In his opening remarks at the 2022 RIMS-WTW Asia Pacific Virtual Risk Conference, Adam Garrard (pictured above), WTW’s global head of risk and broking, said that we are now living in “the age of risk”, where today’s risk manager doesn’t just manage insurance on a renewal-to-renewal basis.
“Risks are more complex and smart risk management means being proactive, looking at the portfolio holistically and ensuring the best possible return on the investment we make in risk management and risk transfer,” Garrard said. “Those risk portfolios are widening and changing.”
Some of the issues Garrard highlighted in his opening remarks were mounting climate risk, the ever-widening spectrum of ESG risks, and the ever-evolving cyber risk.
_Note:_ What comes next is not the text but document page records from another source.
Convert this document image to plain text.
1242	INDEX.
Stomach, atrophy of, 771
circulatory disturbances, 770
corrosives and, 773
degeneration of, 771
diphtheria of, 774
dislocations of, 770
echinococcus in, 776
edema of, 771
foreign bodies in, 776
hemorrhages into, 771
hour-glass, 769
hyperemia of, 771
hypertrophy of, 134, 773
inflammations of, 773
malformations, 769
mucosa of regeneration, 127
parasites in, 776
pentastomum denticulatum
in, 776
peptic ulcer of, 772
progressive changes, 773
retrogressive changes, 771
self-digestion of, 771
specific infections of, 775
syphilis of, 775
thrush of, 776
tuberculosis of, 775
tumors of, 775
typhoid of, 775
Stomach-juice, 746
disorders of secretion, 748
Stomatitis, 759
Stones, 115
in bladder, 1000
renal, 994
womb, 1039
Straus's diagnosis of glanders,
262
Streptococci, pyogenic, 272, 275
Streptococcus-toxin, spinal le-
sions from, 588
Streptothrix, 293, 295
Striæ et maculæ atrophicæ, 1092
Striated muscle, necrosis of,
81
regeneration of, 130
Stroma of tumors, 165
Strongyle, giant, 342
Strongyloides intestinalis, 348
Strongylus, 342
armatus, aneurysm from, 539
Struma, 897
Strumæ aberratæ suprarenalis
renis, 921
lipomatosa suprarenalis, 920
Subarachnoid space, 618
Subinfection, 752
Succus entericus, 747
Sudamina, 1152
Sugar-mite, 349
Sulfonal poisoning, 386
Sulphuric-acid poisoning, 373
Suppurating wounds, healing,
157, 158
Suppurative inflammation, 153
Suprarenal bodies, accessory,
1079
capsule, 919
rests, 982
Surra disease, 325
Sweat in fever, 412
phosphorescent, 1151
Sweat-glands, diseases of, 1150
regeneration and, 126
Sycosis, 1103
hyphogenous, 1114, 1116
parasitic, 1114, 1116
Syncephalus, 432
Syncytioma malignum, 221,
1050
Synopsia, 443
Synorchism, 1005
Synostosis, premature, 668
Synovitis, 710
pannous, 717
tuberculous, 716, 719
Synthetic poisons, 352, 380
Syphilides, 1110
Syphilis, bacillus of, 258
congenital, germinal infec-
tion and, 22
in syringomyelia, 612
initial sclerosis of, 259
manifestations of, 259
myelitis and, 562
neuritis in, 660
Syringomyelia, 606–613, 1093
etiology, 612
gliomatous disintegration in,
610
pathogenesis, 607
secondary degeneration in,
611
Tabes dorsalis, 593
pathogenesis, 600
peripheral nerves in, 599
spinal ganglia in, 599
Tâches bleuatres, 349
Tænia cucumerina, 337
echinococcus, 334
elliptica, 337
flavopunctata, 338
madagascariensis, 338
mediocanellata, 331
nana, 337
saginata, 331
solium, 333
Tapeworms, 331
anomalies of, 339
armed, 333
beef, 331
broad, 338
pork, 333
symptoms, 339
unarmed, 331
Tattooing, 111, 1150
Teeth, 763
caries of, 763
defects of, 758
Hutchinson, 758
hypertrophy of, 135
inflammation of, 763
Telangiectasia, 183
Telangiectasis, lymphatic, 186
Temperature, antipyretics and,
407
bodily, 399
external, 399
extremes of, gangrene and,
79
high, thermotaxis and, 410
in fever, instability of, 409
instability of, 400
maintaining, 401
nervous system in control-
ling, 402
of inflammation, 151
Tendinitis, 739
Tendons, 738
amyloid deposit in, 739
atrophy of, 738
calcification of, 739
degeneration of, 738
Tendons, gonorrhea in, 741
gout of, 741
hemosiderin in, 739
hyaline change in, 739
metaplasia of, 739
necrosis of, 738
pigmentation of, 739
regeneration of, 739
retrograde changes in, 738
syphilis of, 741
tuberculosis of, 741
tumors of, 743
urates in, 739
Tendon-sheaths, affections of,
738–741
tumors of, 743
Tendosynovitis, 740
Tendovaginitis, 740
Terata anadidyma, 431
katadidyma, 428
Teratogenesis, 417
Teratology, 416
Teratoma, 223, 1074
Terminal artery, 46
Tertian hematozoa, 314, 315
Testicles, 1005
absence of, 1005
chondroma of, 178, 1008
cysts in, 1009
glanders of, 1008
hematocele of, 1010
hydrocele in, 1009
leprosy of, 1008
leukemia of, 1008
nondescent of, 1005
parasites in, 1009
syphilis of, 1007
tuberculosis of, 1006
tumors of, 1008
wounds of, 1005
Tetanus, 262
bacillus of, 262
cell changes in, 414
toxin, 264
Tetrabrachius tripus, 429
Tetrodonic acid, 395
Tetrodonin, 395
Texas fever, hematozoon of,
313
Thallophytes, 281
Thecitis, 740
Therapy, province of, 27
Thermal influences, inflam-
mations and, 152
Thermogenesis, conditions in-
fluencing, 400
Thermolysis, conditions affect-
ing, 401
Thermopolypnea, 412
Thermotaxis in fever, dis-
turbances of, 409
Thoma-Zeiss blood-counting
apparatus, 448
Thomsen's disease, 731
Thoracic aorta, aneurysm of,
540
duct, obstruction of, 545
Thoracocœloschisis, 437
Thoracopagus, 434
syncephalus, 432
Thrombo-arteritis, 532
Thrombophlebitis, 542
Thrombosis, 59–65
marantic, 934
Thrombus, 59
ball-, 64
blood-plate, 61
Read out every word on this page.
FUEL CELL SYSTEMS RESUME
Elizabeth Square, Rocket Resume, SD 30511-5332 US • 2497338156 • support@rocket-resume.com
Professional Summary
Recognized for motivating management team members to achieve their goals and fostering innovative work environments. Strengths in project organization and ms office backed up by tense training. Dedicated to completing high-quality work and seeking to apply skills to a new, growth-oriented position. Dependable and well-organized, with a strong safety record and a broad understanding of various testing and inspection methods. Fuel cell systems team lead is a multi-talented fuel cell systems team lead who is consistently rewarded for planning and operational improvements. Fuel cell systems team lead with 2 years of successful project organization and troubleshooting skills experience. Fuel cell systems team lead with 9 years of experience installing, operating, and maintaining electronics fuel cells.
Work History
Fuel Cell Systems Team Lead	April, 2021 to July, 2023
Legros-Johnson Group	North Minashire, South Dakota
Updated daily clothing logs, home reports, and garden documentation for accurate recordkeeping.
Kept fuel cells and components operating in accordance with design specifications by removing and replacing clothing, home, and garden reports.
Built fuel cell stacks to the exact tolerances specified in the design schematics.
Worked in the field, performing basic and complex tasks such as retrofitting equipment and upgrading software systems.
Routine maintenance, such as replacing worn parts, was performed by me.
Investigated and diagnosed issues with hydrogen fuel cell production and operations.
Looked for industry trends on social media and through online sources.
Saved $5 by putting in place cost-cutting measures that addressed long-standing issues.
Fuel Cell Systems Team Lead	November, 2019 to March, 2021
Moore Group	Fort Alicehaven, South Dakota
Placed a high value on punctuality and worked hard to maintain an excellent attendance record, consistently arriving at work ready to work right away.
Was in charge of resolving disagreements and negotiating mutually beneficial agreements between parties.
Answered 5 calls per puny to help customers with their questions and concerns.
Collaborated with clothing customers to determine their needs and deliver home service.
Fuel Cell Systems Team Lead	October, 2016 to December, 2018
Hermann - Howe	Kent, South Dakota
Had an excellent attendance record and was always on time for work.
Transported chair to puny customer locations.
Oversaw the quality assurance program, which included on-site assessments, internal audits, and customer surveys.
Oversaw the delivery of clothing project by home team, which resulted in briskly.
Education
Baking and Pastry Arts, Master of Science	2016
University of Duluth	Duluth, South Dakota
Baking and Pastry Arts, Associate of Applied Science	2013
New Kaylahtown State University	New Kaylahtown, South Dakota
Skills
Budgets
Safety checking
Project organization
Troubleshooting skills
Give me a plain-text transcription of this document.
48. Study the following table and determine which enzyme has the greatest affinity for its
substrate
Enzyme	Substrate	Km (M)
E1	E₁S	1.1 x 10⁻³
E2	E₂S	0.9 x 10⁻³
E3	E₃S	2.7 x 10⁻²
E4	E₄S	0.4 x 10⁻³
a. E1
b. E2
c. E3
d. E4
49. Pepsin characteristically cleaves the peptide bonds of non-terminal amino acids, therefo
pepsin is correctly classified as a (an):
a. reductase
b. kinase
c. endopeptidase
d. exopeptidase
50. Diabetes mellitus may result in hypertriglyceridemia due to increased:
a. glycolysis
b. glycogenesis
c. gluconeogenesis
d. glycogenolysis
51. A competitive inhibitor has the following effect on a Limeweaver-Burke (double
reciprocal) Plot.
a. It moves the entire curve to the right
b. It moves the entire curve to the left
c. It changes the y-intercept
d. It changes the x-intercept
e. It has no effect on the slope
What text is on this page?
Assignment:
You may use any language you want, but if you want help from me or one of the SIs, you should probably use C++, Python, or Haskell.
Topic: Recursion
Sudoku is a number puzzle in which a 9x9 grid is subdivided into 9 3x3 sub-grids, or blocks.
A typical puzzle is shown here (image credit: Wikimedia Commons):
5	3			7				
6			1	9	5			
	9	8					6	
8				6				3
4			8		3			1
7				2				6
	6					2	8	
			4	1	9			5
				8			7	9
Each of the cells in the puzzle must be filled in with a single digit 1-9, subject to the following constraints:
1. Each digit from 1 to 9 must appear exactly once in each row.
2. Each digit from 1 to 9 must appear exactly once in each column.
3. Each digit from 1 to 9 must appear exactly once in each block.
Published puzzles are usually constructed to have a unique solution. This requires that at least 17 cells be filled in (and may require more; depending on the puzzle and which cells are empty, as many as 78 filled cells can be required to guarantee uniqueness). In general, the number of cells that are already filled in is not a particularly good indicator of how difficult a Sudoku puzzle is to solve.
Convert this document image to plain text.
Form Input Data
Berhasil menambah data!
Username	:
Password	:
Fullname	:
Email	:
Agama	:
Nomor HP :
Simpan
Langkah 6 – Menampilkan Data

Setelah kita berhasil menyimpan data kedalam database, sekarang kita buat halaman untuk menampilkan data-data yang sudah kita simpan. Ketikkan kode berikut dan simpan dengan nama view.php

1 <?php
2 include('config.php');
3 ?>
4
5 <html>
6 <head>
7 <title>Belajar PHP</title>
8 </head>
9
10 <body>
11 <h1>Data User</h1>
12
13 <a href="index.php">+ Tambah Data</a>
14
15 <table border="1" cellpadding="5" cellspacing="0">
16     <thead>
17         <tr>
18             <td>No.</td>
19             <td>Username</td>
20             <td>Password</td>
“In short, the risk management job is bigger than ever, more impactful than ever and more important than ever,” he said.
Due to the growing responsibility of the job, risk managers will have to harness one of the most powerful tools of our time – data and analytics.
“Smart use of data and analytics and the smart use of new technology – these are the essential ingredients needed to measure and monitor modern risk,” Garrard said. “Anyone who isn’t doing this will be at a significant disadvantage.”
To help achieve this, Garrard shared with Corporate Risk and Insurance three tips risk managers should keep in mind as they delve into data and analytics.
- Data and analytics can help with loss prevention, insurance limit validation, pricing of risk, as well as portfolio risk finance optimisation. Having a clear set of objectives in mind at the outset will make the process more efficient and help manage stakeholders’ expectation
- Whilst we have seen exponential growth in the volume of data and continuous improvement in harnessing the data through technological advance, there is no such thing as a perfect data set. There is significant actuarial and analytical expertise to ensure the data is interpreted appropriately and then considerable professional judgment is essential in creating fit-for-purpose forward-looking models.
- Organizations should not be discouraged by the lack of good quality data they currently possess, as everyone has to start somewhere. A good risk advisor will have lots of industry relevant risk data on hand and know how to use this data to conduct robust analysis. We can also provide guidance on how best to capture, structure and store data
Garrard also warned risk managers against certain mistakes as they explore the age of risk. One such mistake is overreliance on insurance premiums as the main metric for the risk management function.
“The tendency to use insurance premium as the defining key performance indicator remains common, even though risk finance is really about protecting your organization’s balance sheet by keeping retained risk within tolerance and maximizing the value from commercially available risk transfer capacity,” Garrard said. “Instead of premium, cost of risk is a better reflection of the efficacy of the risk management and insurance program that an organization has in place.”
Related to this, Garrard also cautioned risk managers to avoid taking things one year at a time – as if simply renewing an insurance policy – as risks are moving far too fast for this.
“As a community, we also need to go away from the habit of viewing risk through an annual insurance renewal lens,” he said. “The more profound risks are volatile in their impact and have greater timeframe uncertainty. Looking at things annually can lead to another common mistake of ‘doing things the same as last year.’ We live in a fast-moving world where organizations and their operating environments are under constant change.”